During the Aspen Ideas Festival on Friday, Ford CEO Jim Farley said the automaker aims to launch a $30,000 EV. Ford aims for the EV to be profitable in about two and a half years, CNBC reports.

Zoom out: Earlier this year, Ford delayed the start of making a big three-row SUV to 2027. They also delayed a next-generation pickup, codenamed “T3,” to 2026 to focus on smaller EVs first, instead of the larger trucks and SUVs that have historically been big profit boosters.

The problem is the bigger the vehicle, the more expensive they are to make. 

Key quote: “That’s the duty cycle that we’ve now found that really matches. These big, huge, enormous EVs, they’re never going to make money. The battery is $50,000. … The batteries will never be affordable,” Farley said during an interview with CNBC’s Julia Boorstin, referring to vehicles like Super Duty models or vehicles that need massive battery packs to achieve 500 miles of range. 

By the numbers: Ford has been struggling to mitigate EV-related costs and provide affordable options for middle-class buyers. 

  • In the first quarter, their EV unit lost $1.32 billion on 10,000 vehicles, translating to a $132,000 loss per vehicle sold.

  • Ford anticipates their EV business arm, Model e, will incur $5 billion in losses this year.

Between the lines: The losses include substantial investments in research and development (R&D) for its next generation of EVs. The company's objective is to set EV prices that cover the actual building costs within the next year, instead of including the R&D expenses.

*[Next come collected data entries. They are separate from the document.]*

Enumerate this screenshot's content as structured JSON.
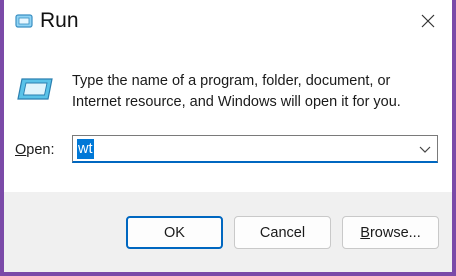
{
  "window": {
    "title": "Run",
    "accent_color": "#7b4aa8",
    "icons": {
      "app": "run-app-icon",
      "close": "close-icon",
      "dialog": "run-dialog-icon",
      "dropdown": "chevron-down-icon"
    }
  },
  "dialog": {
    "description_line1": "Type the name of a program, folder, document, or",
    "description_line2": "Internet resource, and Windows will open it for you.",
    "open_label_accel": "O",
    "open_label_rest": "pen:",
    "open_value": "wt"
  },
  "buttons": {
    "ok": "OK",
    "cancel": "Cancel",
    "browse_accel": "B",
    "browse_rest": "rowse..."
  }
}
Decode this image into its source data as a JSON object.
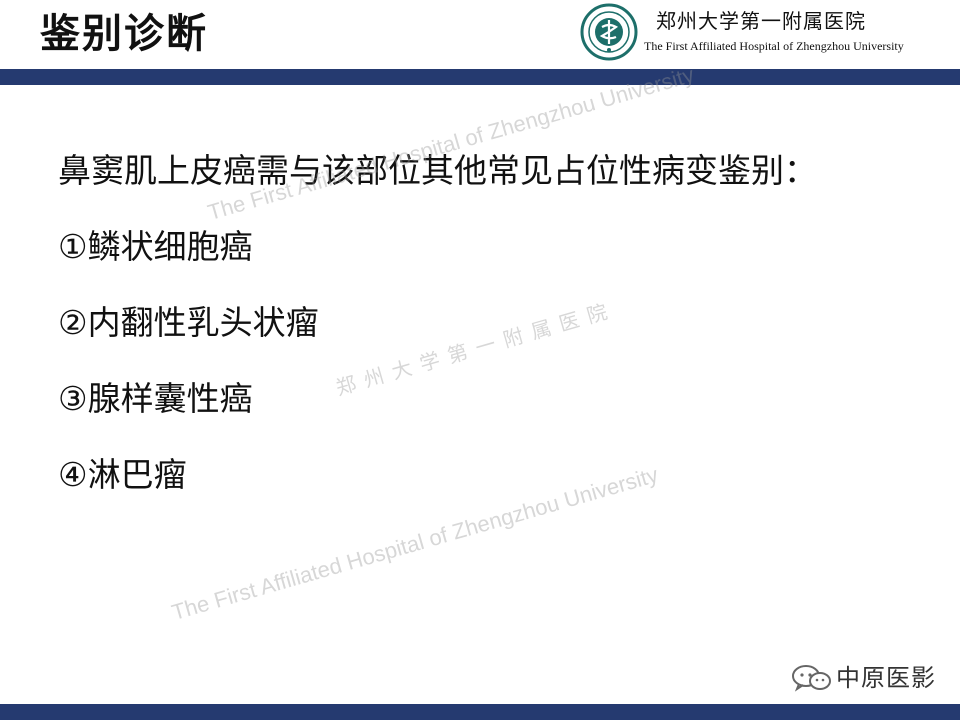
{
  "slide": {
    "title": "鉴别诊断",
    "hospital_name_cn": "郑州大学第一附属医院",
    "hospital_name_en": "The First Affiliated Hospital of Zhengzhou University",
    "intro": "鼻窦肌上皮癌需与该部位其他常见占位性病变鉴别：",
    "items": [
      "①鳞状细胞癌",
      "②内翻性乳头状瘤",
      "③腺样囊性癌",
      "④淋巴瘤"
    ]
  },
  "watermark": {
    "text_en": "The First Affiliated Hospital of Zhengzhou University",
    "text_cn": "郑州大学第一附属医院"
  },
  "footer": {
    "brand": "中原医影"
  },
  "colors": {
    "bar": "#253a70",
    "logo": "#1d6f6a"
  },
  "icons": {
    "logo": "hospital-logo",
    "wechat": "wechat-icon"
  }
}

The big picture: Farley didn’t give many details about the new $30,000 EV, which is being developed by a special team at Ford. He mentioned that its main competitors will likely be Chinese automakers like BYD and possibly an entry-level Tesla, which is currently on hold as far as we know.

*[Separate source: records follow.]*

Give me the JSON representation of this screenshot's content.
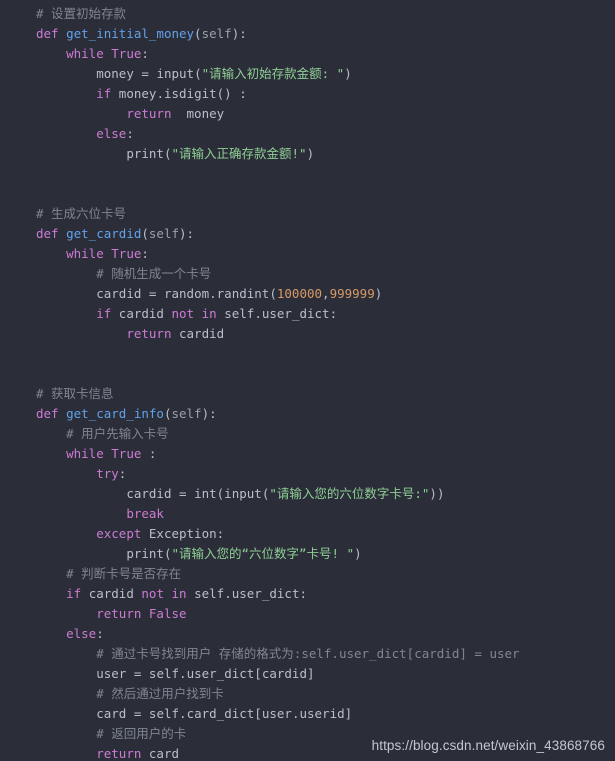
{
  "editor": {
    "background_color": "#2b2e38",
    "language": "python",
    "colors": {
      "keyword": "#cc7bd4",
      "function": "#62a0ea",
      "identifier": "#b9bfca",
      "string": "#8fce96",
      "number": "#d79a66",
      "comment": "#808691",
      "self_param": "#9aa0ab"
    }
  },
  "watermark": {
    "text": "https://blog.csdn.net/weixin_43868766"
  },
  "code": {
    "lines": [
      {
        "id": "l1",
        "indent": 0,
        "tokens": [
          {
            "t": "# 设置初始存款",
            "c": "cmt"
          }
        ]
      },
      {
        "id": "l2",
        "indent": 0,
        "tokens": [
          {
            "t": "def",
            "c": "kw"
          },
          {
            "t": " ",
            "c": "punc"
          },
          {
            "t": "get_initial_money",
            "c": "fn"
          },
          {
            "t": "(",
            "c": "punc"
          },
          {
            "t": "self",
            "c": "self"
          },
          {
            "t": "):",
            "c": "punc"
          }
        ]
      },
      {
        "id": "l3",
        "indent": 1,
        "tokens": [
          {
            "t": "while",
            "c": "kw"
          },
          {
            "t": " ",
            "c": "punc"
          },
          {
            "t": "True",
            "c": "kw"
          },
          {
            "t": ":",
            "c": "punc"
          }
        ]
      },
      {
        "id": "l4",
        "indent": 2,
        "tokens": [
          {
            "t": "money ",
            "c": "id"
          },
          {
            "t": "= ",
            "c": "punc"
          },
          {
            "t": "input",
            "c": "id"
          },
          {
            "t": "(",
            "c": "punc"
          },
          {
            "t": "\"请输入初始存款金额: \"",
            "c": "str"
          },
          {
            "t": ")",
            "c": "punc"
          }
        ]
      },
      {
        "id": "l5",
        "indent": 2,
        "tokens": [
          {
            "t": "if",
            "c": "kw"
          },
          {
            "t": " money",
            "c": "id"
          },
          {
            "t": ".",
            "c": "punc"
          },
          {
            "t": "isdigit",
            "c": "id"
          },
          {
            "t": "() :",
            "c": "punc"
          }
        ]
      },
      {
        "id": "l6",
        "indent": 3,
        "tokens": [
          {
            "t": "return",
            "c": "kw"
          },
          {
            "t": "  money",
            "c": "id"
          }
        ]
      },
      {
        "id": "l7",
        "indent": 2,
        "tokens": [
          {
            "t": "else",
            "c": "kw"
          },
          {
            "t": ":",
            "c": "punc"
          }
        ]
      },
      {
        "id": "l8",
        "indent": 3,
        "tokens": [
          {
            "t": "print",
            "c": "id"
          },
          {
            "t": "(",
            "c": "punc"
          },
          {
            "t": "\"请输入正确存款金额!\"",
            "c": "str"
          },
          {
            "t": ")",
            "c": "punc"
          }
        ]
      },
      {
        "id": "l9",
        "indent": 0,
        "tokens": []
      },
      {
        "id": "l10",
        "indent": 0,
        "tokens": []
      },
      {
        "id": "l11",
        "indent": 0,
        "tokens": [
          {
            "t": "# 生成六位卡号",
            "c": "cmt"
          }
        ]
      },
      {
        "id": "l12",
        "indent": 0,
        "tokens": [
          {
            "t": "def",
            "c": "kw"
          },
          {
            "t": " ",
            "c": "punc"
          },
          {
            "t": "get_cardid",
            "c": "fn"
          },
          {
            "t": "(",
            "c": "punc"
          },
          {
            "t": "self",
            "c": "self"
          },
          {
            "t": "):",
            "c": "punc"
          }
        ]
      },
      {
        "id": "l13",
        "indent": 1,
        "tokens": [
          {
            "t": "while",
            "c": "kw"
          },
          {
            "t": " ",
            "c": "punc"
          },
          {
            "t": "True",
            "c": "kw"
          },
          {
            "t": ":",
            "c": "punc"
          }
        ]
      },
      {
        "id": "l14",
        "indent": 2,
        "tokens": [
          {
            "t": "# 随机生成一个卡号",
            "c": "cmt"
          }
        ]
      },
      {
        "id": "l15",
        "indent": 2,
        "tokens": [
          {
            "t": "cardid ",
            "c": "id"
          },
          {
            "t": "= ",
            "c": "punc"
          },
          {
            "t": "random",
            "c": "id"
          },
          {
            "t": ".",
            "c": "punc"
          },
          {
            "t": "randint",
            "c": "id"
          },
          {
            "t": "(",
            "c": "punc"
          },
          {
            "t": "100000",
            "c": "num"
          },
          {
            "t": ",",
            "c": "punc"
          },
          {
            "t": "999999",
            "c": "num"
          },
          {
            "t": ")",
            "c": "punc"
          }
        ]
      },
      {
        "id": "l16",
        "indent": 2,
        "tokens": [
          {
            "t": "if",
            "c": "kw"
          },
          {
            "t": " cardid ",
            "c": "id"
          },
          {
            "t": "not",
            "c": "kw"
          },
          {
            "t": " ",
            "c": "punc"
          },
          {
            "t": "in",
            "c": "kw"
          },
          {
            "t": " self",
            "c": "id"
          },
          {
            "t": ".",
            "c": "punc"
          },
          {
            "t": "user_dict",
            "c": "id"
          },
          {
            "t": ":",
            "c": "punc"
          }
        ]
      },
      {
        "id": "l17",
        "indent": 3,
        "tokens": [
          {
            "t": "return",
            "c": "kw"
          },
          {
            "t": " cardid",
            "c": "id"
          }
        ]
      },
      {
        "id": "l18",
        "indent": 0,
        "tokens": []
      },
      {
        "id": "l19",
        "indent": 0,
        "tokens": []
      },
      {
        "id": "l20",
        "indent": 0,
        "tokens": [
          {
            "t": "# 获取卡信息",
            "c": "cmt"
          }
        ]
      },
      {
        "id": "l21",
        "indent": 0,
        "tokens": [
          {
            "t": "def",
            "c": "kw"
          },
          {
            "t": " ",
            "c": "punc"
          },
          {
            "t": "get_card_info",
            "c": "fn"
          },
          {
            "t": "(",
            "c": "punc"
          },
          {
            "t": "self",
            "c": "self"
          },
          {
            "t": "):",
            "c": "punc"
          }
        ]
      },
      {
        "id": "l22",
        "indent": 1,
        "tokens": [
          {
            "t": "# 用户先输入卡号",
            "c": "cmt"
          }
        ]
      },
      {
        "id": "l23",
        "indent": 1,
        "tokens": [
          {
            "t": "while",
            "c": "kw"
          },
          {
            "t": " ",
            "c": "punc"
          },
          {
            "t": "True",
            "c": "kw"
          },
          {
            "t": " :",
            "c": "punc"
          }
        ]
      },
      {
        "id": "l24",
        "indent": 2,
        "tokens": [
          {
            "t": "try",
            "c": "kw"
          },
          {
            "t": ":",
            "c": "punc"
          }
        ]
      },
      {
        "id": "l25",
        "indent": 3,
        "tokens": [
          {
            "t": "cardid ",
            "c": "id"
          },
          {
            "t": "= ",
            "c": "punc"
          },
          {
            "t": "int",
            "c": "id"
          },
          {
            "t": "(",
            "c": "punc"
          },
          {
            "t": "input",
            "c": "id"
          },
          {
            "t": "(",
            "c": "punc"
          },
          {
            "t": "\"请输入您的六位数字卡号:\"",
            "c": "str"
          },
          {
            "t": "))",
            "c": "punc"
          }
        ]
      },
      {
        "id": "l26",
        "indent": 3,
        "tokens": [
          {
            "t": "break",
            "c": "kw"
          }
        ]
      },
      {
        "id": "l27",
        "indent": 2,
        "tokens": [
          {
            "t": "except",
            "c": "kw"
          },
          {
            "t": " ",
            "c": "punc"
          },
          {
            "t": "Exception",
            "c": "id"
          },
          {
            "t": ":",
            "c": "punc"
          }
        ]
      },
      {
        "id": "l28",
        "indent": 3,
        "tokens": [
          {
            "t": "print",
            "c": "id"
          },
          {
            "t": "(",
            "c": "punc"
          },
          {
            "t": "\"请输入您的“六位数字”卡号! \"",
            "c": "str"
          },
          {
            "t": ")",
            "c": "punc"
          }
        ]
      },
      {
        "id": "l29",
        "indent": 1,
        "tokens": [
          {
            "t": "# 判断卡号是否存在",
            "c": "cmt"
          }
        ]
      },
      {
        "id": "l30",
        "indent": 1,
        "tokens": [
          {
            "t": "if",
            "c": "kw"
          },
          {
            "t": " cardid ",
            "c": "id"
          },
          {
            "t": "not",
            "c": "kw"
          },
          {
            "t": " ",
            "c": "punc"
          },
          {
            "t": "in",
            "c": "kw"
          },
          {
            "t": " self",
            "c": "id"
          },
          {
            "t": ".",
            "c": "punc"
          },
          {
            "t": "user_dict",
            "c": "id"
          },
          {
            "t": ":",
            "c": "punc"
          }
        ]
      },
      {
        "id": "l31",
        "indent": 2,
        "tokens": [
          {
            "t": "return",
            "c": "kw"
          },
          {
            "t": " ",
            "c": "punc"
          },
          {
            "t": "False",
            "c": "kw"
          }
        ]
      },
      {
        "id": "l32",
        "indent": 1,
        "tokens": [
          {
            "t": "else",
            "c": "kw"
          },
          {
            "t": ":",
            "c": "punc"
          }
        ]
      },
      {
        "id": "l33",
        "indent": 2,
        "tokens": [
          {
            "t": "# 通过卡号找到用户 存储的格式为:self.user_dict[cardid] = user",
            "c": "cmt"
          }
        ]
      },
      {
        "id": "l34",
        "indent": 2,
        "tokens": [
          {
            "t": "user ",
            "c": "id"
          },
          {
            "t": "= ",
            "c": "punc"
          },
          {
            "t": "self",
            "c": "id"
          },
          {
            "t": ".",
            "c": "punc"
          },
          {
            "t": "user_dict",
            "c": "id"
          },
          {
            "t": "[",
            "c": "punc"
          },
          {
            "t": "cardid",
            "c": "id"
          },
          {
            "t": "]",
            "c": "punc"
          }
        ]
      },
      {
        "id": "l35",
        "indent": 2,
        "tokens": [
          {
            "t": "# 然后通过用户找到卡",
            "c": "cmt"
          }
        ]
      },
      {
        "id": "l36",
        "indent": 2,
        "tokens": [
          {
            "t": "card ",
            "c": "id"
          },
          {
            "t": "= ",
            "c": "punc"
          },
          {
            "t": "self",
            "c": "id"
          },
          {
            "t": ".",
            "c": "punc"
          },
          {
            "t": "card_dict",
            "c": "id"
          },
          {
            "t": "[",
            "c": "punc"
          },
          {
            "t": "user",
            "c": "id"
          },
          {
            "t": ".",
            "c": "punc"
          },
          {
            "t": "userid",
            "c": "id"
          },
          {
            "t": "]",
            "c": "punc"
          }
        ]
      },
      {
        "id": "l37",
        "indent": 2,
        "tokens": [
          {
            "t": "# 返回用户的卡",
            "c": "cmt"
          }
        ]
      },
      {
        "id": "l38",
        "indent": 2,
        "tokens": [
          {
            "t": "return",
            "c": "kw"
          },
          {
            "t": " card",
            "c": "id"
          }
        ]
      }
    ]
  }
}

In a recent open letter on LinkedIn, Farley wrote:

“We are in a global race to compete in a future where electric propulsion will undoubtedly be a giant force in transportation. America cannot cede innovation leadership to China, Europe, or any other region.”

This is good news for car buyers and dealers, as lower price points mean lower barriers to entry and less of a chance for excess inventory. Analysts and researchers have been saying for years that more affordable EV options have to be made available in order for widespread adoption to take root. 

What we’re watching: The targeted demographic for these less expensive vehicles is lower-income buyers who might not have the means to install or access reliable charging (think shared housing communities). Are lower-priced EV options really going to spur adoption for these folks?